Le lendemain à l’aube, les Chrattit sans défense étaient tranquillement assis sur des nattes, lorsqu’une fusillade très vive éclata de tous côtés. Rhadi Ousmane et cinq de ses compagnons tombèrent mortellement frappés ; le reste de la bande réussit à s’enfuir. Le « lâche attentat » avait été mené par des Oulad Aydi en connivence avec « certains indigènes de la région. Le plus compromis de tous les prévenus était un toucouleur nommé Demba Alarba, ennemi personnel de Rhadi Ousmane. Demba Alarba fut condamné à mort et envoyé au bagne du Gabon. Les autres inculpés payèrent le prix du sang [diyya] pour Rhadi Ousmane et les autres victimes.
Au Gabon, Demba Alarba fut impliqué dans des mutineries dans la colonie pénale, avec d’autres comme le Buurba Samba Laobé Ndiaye du Jolof et Mandoungou Mbodj du Walo.
Une autre victime de déportation célèbre, Cheikh Ahmadou Bamba Mbacké, fut accusé d’être derrière ces troubles. iIl fut transporté, avec le Buurba Jolof Samba Laobé, dans la fameuse île de Wir-Wir, au large de Mayombé, pour l’isoler des autres détenus.
L’entreprise coloniale s’appuyait sur des « agents politiques », des intermédiaires qui, connaissant le pays, les moeurs et les dynamiques politiques, pouvaient « faciliter » le projet colonial. Rhadi Ousmane en fut un et fut décisif dans la mise en œuvre du blocus sur la rive droite, empêchant aux tribus maures tout accès au commerce fluvial. Blocus qui accélèrera l’assassinat du jaggorgal par les Shrattit en aout 1891. Ainsi, en juin 1891, le capitaine Plesbuy, commandant du cercle de Kaédi écrivait :
Reçu par l’intermédiaire du chef de poste de Matam une lettre de Râdi, Bidhane envoyé en mission par le directeur des Affaires politiques. Il se montre tout heureux des résultats obtenus [à propos du blocus sur la rive droite] et prétend que à bref délai, les Ahel Sidi Mahmoud vont nous rabattre Abdoul [Bokar] sur le fleuve. J’ai entendu parler par d’autres Bidhane de l’escale [Kaédi] d’une expédition de ce genre qui aurait été entreprise sous les auspices du commandant de Bakel. Peu de confiance dans le résultat final (…) Mon avis est que toute tentative faite en s’appuyant sur les Bidhane seuls échouera. Il fallait complicité interne.
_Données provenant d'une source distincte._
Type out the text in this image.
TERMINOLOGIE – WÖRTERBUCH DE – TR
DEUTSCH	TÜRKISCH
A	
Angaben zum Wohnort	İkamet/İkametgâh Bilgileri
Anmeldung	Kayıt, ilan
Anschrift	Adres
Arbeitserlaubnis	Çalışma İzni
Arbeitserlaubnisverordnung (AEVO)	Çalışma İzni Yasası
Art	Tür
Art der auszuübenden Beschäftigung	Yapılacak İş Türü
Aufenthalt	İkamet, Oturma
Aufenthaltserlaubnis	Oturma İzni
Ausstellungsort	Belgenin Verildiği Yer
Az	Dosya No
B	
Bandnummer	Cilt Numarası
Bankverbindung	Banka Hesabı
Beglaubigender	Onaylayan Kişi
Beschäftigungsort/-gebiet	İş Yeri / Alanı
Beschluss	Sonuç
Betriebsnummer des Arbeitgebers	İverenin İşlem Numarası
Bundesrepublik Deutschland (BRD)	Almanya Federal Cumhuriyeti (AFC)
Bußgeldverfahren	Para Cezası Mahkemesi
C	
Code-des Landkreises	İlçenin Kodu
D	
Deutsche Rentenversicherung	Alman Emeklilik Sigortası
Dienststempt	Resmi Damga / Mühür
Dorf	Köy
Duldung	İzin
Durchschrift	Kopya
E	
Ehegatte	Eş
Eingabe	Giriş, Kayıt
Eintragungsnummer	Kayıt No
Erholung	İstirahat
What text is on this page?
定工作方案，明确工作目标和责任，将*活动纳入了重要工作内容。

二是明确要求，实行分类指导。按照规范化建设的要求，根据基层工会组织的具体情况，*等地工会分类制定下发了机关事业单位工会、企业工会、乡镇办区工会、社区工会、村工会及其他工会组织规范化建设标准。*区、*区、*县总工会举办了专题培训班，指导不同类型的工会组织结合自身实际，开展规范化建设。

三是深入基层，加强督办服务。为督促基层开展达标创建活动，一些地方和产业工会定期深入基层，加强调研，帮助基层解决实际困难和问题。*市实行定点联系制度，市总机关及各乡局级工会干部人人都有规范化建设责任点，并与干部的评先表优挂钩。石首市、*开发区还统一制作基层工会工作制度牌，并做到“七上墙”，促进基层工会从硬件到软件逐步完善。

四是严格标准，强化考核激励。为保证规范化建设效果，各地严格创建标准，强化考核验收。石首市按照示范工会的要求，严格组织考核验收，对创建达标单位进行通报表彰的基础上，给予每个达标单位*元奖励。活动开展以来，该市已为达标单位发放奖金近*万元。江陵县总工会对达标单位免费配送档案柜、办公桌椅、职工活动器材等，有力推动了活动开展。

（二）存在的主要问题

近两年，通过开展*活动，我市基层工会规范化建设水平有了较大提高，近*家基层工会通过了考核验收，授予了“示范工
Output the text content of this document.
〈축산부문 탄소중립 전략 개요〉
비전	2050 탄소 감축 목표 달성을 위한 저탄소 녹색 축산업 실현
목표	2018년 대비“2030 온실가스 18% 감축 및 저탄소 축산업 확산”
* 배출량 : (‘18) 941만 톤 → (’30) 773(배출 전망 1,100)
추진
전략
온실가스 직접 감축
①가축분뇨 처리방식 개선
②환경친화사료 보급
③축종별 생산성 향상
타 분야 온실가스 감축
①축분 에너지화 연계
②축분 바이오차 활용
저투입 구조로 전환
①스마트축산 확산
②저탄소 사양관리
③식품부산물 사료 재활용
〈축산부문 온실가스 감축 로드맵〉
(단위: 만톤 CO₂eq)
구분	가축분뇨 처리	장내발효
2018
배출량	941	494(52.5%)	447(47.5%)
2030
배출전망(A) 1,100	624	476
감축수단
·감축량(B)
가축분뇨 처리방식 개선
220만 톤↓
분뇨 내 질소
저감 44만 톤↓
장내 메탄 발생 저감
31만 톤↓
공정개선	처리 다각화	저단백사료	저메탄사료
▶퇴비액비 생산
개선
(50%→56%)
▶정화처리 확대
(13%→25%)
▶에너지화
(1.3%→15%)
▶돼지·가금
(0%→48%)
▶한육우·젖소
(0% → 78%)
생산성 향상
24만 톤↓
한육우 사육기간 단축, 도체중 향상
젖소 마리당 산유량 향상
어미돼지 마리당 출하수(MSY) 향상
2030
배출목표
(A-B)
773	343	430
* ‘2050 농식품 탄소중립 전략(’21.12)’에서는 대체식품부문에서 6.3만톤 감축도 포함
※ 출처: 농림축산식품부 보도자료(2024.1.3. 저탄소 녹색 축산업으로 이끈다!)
Le capitaine Plesbuy avait tort. Les résultats étaient probants deux mois après ces notes quand le jaggorgal fut assassiné par les Shrattit.
Après la mort du jaggorgal, Radi Ousmane était toujours actif pour traquer le Buurba Alboury, au compte des troupes françaises
e 26 août, Râdi Ethman rentra à Kaédi après avoir effectué une mission confiée par l’administrateur Desbuisson pour s’enquérir des nouvelles de Al Buri. D’après le capitaine, Râdi lui avait confirmé la présence du burba et de quelques partisans du Fuuta et du Jolof auprès de Bakkar Ould Sweyd Ahmed [émir du Tagant].
A la fin du mois de novembre 1891, ils participaient à la bataille de Oued Segelli au cours de laquelle les troupes abâkak [de Bakar] furent battues par celles de l’Adrâr. Albouri quitta par la suite le Tagant pour rejoindre de nouveau Amadu Sayku [Tall].
Un Maure se rendit à la tente d’Abdoul Bokar Kane. Abdoul avait préparé un méchoui (viande grillée) et du thé. Le lendemain matin, Abdoul quitta sa tente sans ses amulettes, et alla saluer le Maure. Il lui tendit la main et lui donna un verre de thé qu’il but. Après avoir bu, le Maure fit signe à un de ses compagnons de tirer sur Abdoul alors que celui-ci retournait à sa tente.
Abdoul fut atteint dans le dos, à une distance de cent mètres. Les partisans d’Abdoul se rassemblèrent autour du jaggorgal gisant, et se battirent contre les Maures.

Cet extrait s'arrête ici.